“I’ll be damned if I’ll be put in any cellar!” said Ludovic. “I’ll be off as soon as I can stand on my feet.”
“No, you will not,” said Eustacie. “I have quite decided that you must stop being a free trader and become instead Lord Lavenham.”
“That seems to me a most excellent idea,” remarked Miss Thane. “I suppose it will be quite easy?”
“If Sylvester’s dead, I am Lord Lavenham, but it don’t help me. I can’t stay in England.”
“But we are going to discover who it was who killed that man whose name I cannot remember,” explained Eustacie.
“Oh, are we?” said Ludovic. “I’m agreeable, but how are we going to set about it?”
“Well, I do not know yet, but we shall arrange a plan, and I think perhaps Miss Thane might be very useful, because she seems to me to be a person of large ideas, and when it is shown to her that she holds your life in her hands, she will be interested, and wish to assist us.”

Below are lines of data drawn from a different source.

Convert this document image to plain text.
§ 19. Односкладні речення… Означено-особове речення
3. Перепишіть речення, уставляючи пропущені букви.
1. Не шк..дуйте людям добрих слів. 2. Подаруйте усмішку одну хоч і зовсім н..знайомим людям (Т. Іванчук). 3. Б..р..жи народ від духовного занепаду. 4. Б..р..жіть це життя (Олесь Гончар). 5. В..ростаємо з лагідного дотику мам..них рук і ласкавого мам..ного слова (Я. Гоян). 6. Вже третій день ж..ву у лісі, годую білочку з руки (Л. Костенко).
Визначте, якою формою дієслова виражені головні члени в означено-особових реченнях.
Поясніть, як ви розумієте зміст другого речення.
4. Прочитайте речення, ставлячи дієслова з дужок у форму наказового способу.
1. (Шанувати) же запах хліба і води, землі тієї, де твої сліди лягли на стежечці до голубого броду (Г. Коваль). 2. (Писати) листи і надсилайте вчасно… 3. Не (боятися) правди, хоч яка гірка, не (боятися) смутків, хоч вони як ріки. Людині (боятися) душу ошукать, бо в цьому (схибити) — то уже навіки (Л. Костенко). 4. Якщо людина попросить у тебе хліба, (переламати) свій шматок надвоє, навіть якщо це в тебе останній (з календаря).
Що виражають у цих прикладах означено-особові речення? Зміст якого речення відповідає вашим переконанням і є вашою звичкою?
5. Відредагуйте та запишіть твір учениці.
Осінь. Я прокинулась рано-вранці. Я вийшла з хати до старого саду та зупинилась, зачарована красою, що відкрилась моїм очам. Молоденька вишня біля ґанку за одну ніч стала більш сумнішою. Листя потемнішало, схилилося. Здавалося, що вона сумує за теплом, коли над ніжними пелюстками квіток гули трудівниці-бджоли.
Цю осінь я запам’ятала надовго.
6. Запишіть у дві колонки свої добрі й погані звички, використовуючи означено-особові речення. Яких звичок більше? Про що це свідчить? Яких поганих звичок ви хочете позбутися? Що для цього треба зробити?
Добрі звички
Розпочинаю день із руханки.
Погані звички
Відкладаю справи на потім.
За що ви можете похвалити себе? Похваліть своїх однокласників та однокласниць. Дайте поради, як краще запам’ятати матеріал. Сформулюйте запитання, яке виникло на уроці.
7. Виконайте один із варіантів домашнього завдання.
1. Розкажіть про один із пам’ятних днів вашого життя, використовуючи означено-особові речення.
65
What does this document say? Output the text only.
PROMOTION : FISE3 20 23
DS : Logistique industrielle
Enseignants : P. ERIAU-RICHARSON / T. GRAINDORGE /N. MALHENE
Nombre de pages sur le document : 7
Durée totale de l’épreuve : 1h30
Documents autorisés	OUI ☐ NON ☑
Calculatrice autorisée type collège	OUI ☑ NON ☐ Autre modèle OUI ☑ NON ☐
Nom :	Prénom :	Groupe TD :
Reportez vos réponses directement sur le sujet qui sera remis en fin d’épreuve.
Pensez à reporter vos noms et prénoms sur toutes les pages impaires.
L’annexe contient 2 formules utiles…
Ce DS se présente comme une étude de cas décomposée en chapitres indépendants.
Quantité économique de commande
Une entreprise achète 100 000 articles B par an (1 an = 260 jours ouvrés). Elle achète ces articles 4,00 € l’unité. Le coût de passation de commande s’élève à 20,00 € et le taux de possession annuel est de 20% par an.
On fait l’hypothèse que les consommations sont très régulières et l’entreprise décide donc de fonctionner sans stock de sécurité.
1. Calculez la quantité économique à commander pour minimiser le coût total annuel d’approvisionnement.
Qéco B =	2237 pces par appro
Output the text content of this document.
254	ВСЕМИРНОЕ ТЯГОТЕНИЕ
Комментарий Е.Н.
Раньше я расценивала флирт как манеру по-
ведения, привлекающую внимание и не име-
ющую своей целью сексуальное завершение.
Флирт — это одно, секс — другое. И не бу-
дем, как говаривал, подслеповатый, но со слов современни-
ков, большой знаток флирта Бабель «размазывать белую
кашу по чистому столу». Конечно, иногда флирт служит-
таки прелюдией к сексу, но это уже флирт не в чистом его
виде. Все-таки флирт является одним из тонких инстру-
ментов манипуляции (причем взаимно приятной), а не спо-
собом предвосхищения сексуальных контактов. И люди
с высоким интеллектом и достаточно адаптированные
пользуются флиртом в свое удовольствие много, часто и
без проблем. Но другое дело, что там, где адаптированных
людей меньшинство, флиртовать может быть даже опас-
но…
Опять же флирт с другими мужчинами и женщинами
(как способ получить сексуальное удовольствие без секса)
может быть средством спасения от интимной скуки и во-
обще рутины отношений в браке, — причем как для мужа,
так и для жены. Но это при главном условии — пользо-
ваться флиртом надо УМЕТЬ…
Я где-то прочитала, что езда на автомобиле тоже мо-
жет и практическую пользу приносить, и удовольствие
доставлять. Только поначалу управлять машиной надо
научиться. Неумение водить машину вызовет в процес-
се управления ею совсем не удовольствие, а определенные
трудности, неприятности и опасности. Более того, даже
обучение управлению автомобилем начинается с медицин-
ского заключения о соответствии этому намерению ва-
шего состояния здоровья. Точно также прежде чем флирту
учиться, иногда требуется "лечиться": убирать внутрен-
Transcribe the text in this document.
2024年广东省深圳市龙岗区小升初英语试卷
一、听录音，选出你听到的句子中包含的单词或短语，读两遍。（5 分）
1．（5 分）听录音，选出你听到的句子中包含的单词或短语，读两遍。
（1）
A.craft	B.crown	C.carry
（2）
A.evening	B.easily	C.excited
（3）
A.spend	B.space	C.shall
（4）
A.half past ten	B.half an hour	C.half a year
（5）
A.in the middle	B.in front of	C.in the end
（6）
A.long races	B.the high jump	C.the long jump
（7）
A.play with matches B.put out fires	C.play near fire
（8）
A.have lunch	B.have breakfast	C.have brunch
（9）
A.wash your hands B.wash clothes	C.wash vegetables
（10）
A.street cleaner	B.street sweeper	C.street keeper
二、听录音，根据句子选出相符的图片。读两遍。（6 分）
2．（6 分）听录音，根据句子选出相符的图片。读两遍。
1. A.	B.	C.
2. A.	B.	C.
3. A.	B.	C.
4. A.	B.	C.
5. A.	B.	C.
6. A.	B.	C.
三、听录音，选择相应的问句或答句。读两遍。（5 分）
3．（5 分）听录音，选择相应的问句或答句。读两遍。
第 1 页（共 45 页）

“Do I really hold his life in my hands?” inquired Miss Thane. “If that’s so, of course I’m much interested. I will certainly assist you. In fact, I wouldn’t be left out of this for the world.”
Ludovic moved on his pillows, and said with a grimace of pain: “You seem to know so much, ma’am, that you may as well know also that I am wanted by the Law for murder!”
“Are you?” said Miss Thane, gently removing one of the pillows. “How shocking! Do you think you could get a little sleep if we left you?”